AP: No, no. It's a funny story, there are collectors of stamps and envelopes, old stuff and they do not like the letters. I even was lucky enough to stay with some envelopes, because the interior was very beautiful, with flowers and patterns. I got talking to a collector and that arose naturally in the conversation. I got a few copies, and then spoke with two or three people; other collectors gave me these letters. Then it was extrapolating and start reading some and even a friend of mine told me that seemed a little voyeurism of me, but it is curious that some of them have over fifty years and the story could have been describing yesterday, a friend, a mother, and an aunt. I explored this theme in painting, the word love, I have a work with the title dog love, I have other more poetic paintings, sculptures and there is a very funny that people are enjoying a lot, more conceptual view, for example, have a toasting edible instead of ham, the letters placed inside.

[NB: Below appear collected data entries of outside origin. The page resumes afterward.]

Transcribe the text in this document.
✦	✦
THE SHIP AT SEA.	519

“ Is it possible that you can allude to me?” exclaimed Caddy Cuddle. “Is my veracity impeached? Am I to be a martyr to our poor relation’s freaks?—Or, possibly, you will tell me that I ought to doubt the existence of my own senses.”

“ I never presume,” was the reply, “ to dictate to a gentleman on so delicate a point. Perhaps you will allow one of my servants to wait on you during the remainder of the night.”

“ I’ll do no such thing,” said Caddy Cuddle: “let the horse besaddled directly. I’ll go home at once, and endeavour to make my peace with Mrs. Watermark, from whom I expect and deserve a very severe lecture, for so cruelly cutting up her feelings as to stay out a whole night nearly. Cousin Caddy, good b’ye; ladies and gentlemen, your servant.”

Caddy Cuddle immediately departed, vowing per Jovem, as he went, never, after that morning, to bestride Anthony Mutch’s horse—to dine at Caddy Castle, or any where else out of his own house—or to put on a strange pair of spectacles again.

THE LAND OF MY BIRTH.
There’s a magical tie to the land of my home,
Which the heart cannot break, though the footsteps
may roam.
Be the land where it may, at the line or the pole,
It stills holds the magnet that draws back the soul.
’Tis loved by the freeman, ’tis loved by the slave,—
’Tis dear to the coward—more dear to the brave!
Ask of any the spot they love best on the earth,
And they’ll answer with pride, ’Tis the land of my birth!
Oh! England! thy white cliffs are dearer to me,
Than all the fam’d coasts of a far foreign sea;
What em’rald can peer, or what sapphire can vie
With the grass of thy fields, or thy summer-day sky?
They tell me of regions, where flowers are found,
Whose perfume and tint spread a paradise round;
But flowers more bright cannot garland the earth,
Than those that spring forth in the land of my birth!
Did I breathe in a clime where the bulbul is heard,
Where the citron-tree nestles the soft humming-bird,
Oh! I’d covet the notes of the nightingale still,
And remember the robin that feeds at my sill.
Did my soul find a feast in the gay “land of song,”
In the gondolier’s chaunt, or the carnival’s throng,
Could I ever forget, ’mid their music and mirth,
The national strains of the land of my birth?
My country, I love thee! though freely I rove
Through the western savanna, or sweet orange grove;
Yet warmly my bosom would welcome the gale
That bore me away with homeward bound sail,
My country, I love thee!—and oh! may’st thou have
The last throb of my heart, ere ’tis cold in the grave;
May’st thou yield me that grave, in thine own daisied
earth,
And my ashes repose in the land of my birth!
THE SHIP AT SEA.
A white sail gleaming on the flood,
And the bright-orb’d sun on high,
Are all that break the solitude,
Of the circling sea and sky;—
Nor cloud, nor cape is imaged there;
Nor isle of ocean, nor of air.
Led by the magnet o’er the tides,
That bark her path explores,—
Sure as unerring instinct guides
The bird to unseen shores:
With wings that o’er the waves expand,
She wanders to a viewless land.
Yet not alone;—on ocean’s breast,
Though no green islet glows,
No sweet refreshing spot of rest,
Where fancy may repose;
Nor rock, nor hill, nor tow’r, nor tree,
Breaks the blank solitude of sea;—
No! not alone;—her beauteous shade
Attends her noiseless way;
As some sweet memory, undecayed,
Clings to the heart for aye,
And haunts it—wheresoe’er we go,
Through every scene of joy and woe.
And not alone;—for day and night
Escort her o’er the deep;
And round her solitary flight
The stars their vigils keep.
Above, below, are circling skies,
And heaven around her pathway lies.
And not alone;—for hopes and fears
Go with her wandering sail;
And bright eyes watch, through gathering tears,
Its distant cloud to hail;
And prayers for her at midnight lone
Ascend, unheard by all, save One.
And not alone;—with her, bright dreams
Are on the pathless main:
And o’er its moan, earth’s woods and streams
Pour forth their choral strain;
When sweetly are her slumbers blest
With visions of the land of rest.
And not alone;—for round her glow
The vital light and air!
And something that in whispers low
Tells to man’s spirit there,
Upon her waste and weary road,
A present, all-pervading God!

Installations made with the missives besides paintings?
AP: Yes, exactly. Put a lingerie in a letter, a letter cut in half with a zipper to join, is a more conceptual interpretation of a couple who wants to join, but it is far apart.
In this exhibition, do you explore shoes?
AP: No, because it is a work I do as an artist. The "art on shoes" is a brand that increase in parallel, however, as a mentor of the project is something that is always present, so I launched a new collection "it's all about love" inevitably been paved with this new model, so was my daughter and the people who attended the exhibition and did not know the "art on shoes" saw that side of me there. While all other collections are illustrations that are mirrored in the tissue that will be put on the shoes this is composed of several paintings and letters, is a union, a composition so to speak.